Siren Song
A Suspense Novel
While teacher’s fatigue has yet to acquire the bloody cachet of “going postal,” it does add a complicit shadow pathology to this novel, in both its protagonist and its author. JP Griffith, young, lovelorn, and divorced, takes off after his last class fluffs The Old Man and the Sea. Flooring his Jeep in land-weary disgust, he drives north, to the shimmering aquatic charms of Door County, Wisconsin, there to find a sale-priced cabin cruiser called Siren Song, as well as a dishy waitress at the Swedish pancake house, who (call it kismet) was so disenchanted by her English teaching job that she took this position where she’s “dressed to yodel.” Their first date is Chemistry 101, with a dash of nervous journalism.

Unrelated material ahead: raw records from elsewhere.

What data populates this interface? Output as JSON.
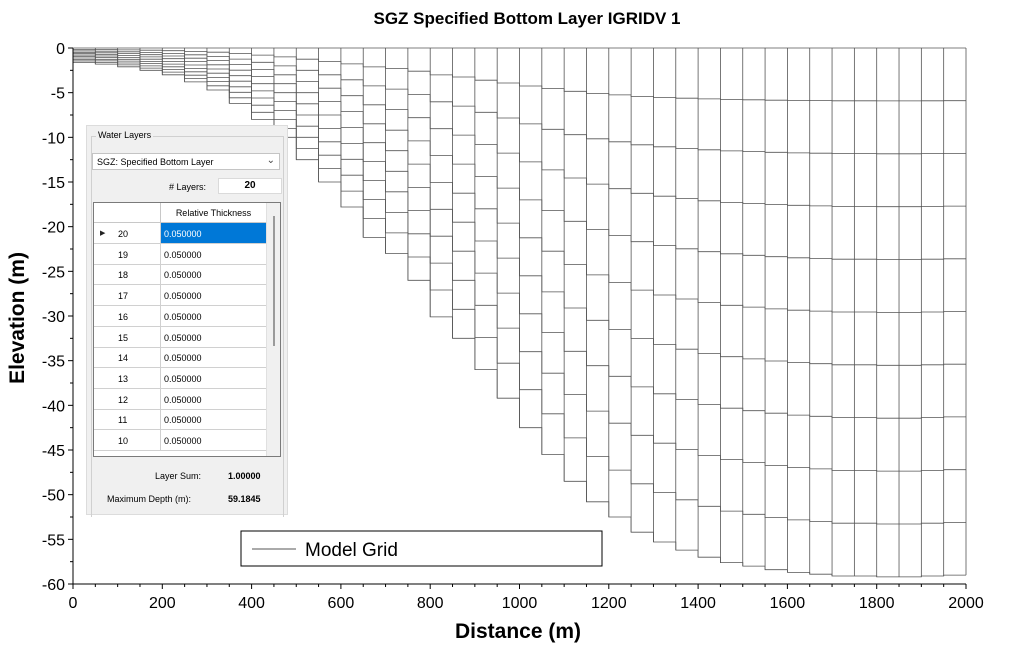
{
  "chart_data": {
    "type": "line",
    "title": "SGZ Specified Bottom Layer IGRIDV 1",
    "xlabel": "Distance (m)",
    "ylabel": "Elevation (m)",
    "xlim": [
      0,
      2000
    ],
    "ylim": [
      -60,
      0
    ],
    "xticks": [
      0,
      200,
      400,
      600,
      800,
      1000,
      1200,
      1400,
      1600,
      1800,
      2000
    ],
    "yticks": [
      0,
      -5,
      -10,
      -15,
      -20,
      -25,
      -30,
      -35,
      -40,
      -45,
      -50,
      -55,
      -60
    ],
    "grid": false,
    "legend": {
      "position": "bottom-center",
      "entries": [
        "Model Grid"
      ]
    },
    "series": [
      {
        "name": "Model Grid",
        "color": "#404040",
        "num_layers": 20,
        "surface_elevation": 0,
        "x": [
          0,
          50,
          100,
          150,
          200,
          250,
          300,
          350,
          400,
          450,
          500,
          550,
          600,
          650,
          700,
          750,
          800,
          850,
          900,
          950,
          1000,
          1050,
          1100,
          1150,
          1200,
          1250,
          1300,
          1350,
          1400,
          1450,
          1500,
          1550,
          1600,
          1650,
          1700,
          1750,
          1800,
          1850,
          1900,
          1950
        ],
        "bottom_elevation": [
          -1.6,
          -1.8,
          -2.1,
          -2.5,
          -3.0,
          -3.8,
          -4.7,
          -6.2,
          -8.0,
          -10.0,
          -12.5,
          -15.0,
          -17.8,
          -21.2,
          -23.0,
          -26.0,
          -30.1,
          -32.5,
          -36.0,
          -39.2,
          -42.5,
          -45.5,
          -48.5,
          -50.8,
          -52.5,
          -54.2,
          -55.3,
          -56.2,
          -57.0,
          -57.6,
          -58.0,
          -58.4,
          -58.7,
          -58.9,
          -59.1,
          -59.1,
          -59.2,
          -59.2,
          -59.1,
          -59.0
        ]
      }
    ]
  },
  "panel": {
    "group_title": "Water Layers",
    "dropdown_value": "SGZ: Specified Bottom Layer",
    "layers_label": "# Layers:",
    "layers_value": "20",
    "column_header": "Relative Thickness",
    "rows": [
      {
        "num": "20",
        "value": "0.050000"
      },
      {
        "num": "19",
        "value": "0.050000"
      },
      {
        "num": "18",
        "value": "0.050000"
      },
      {
        "num": "17",
        "value": "0.050000"
      },
      {
        "num": "16",
        "value": "0.050000"
      },
      {
        "num": "15",
        "value": "0.050000"
      },
      {
        "num": "14",
        "value": "0.050000"
      },
      {
        "num": "13",
        "value": "0.050000"
      },
      {
        "num": "12",
        "value": "0.050000"
      },
      {
        "num": "11",
        "value": "0.050000"
      },
      {
        "num": "10",
        "value": "0.050000"
      }
    ],
    "selected_row_index": 0,
    "layer_sum_label": "Layer Sum:",
    "layer_sum_value": "1.00000",
    "max_depth_label": "Maximum Depth (m):",
    "max_depth_value": "59.1845"
  }
}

Who was that policeman JP saw racing along the foggy bridge last week, only to crash and drown minutes later? Her ex-husband, who (call it karma) just happened to be the Siren‘s last owner, and he had told her nothing about any unsolved murder case or recovered cash. His most suspicious activity in their short marriage was writing short stories late at night. Turns out that the cop, Parnell, stored these sketches along with a complete set of John MacDonald mysteries in the boat’s bulkhead. That will be the smoking gun in the ensuing bloody hunt for the truth of Parnell’s death in this brightly paced, winsome mystery.
The author has created a well-rendered atmospheric feel for that spit of land between Green Bay and Lake Michigan, an appreciation for the local sea-salt characters, one of whom is Parnell’s ex-creative writing teacher. This an unsurprising stretch for Schwandt, who, besides being a high school literature and writing teacher, has five well-received young adult novels to his credit and one previous adult book, The Last Goodie, itself praised by John MacDonald.

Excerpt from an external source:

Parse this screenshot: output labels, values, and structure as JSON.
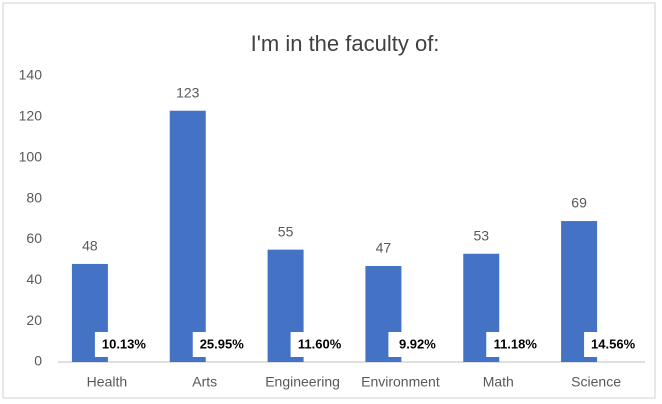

Yet graduating from young adult to adult is not so easy. MacDonald’s protagonist is so frequently cited as to risk copyright infringement. And, like a good teacher, Schwandt outlines his plot points serially, typing out the list of coincidences, presumably so that younger readers can keep up. He uses more than enough profanity (in a clumsily staged gunfight), but any writing teacher will explain that good dialogue is not driven by Tourette’s Syndrome. The real surprise of the ending, which is a surprise, is a measure of how much good will the narrator has earned, to see him spend it on the wrong siren. That, reader, is the mystery.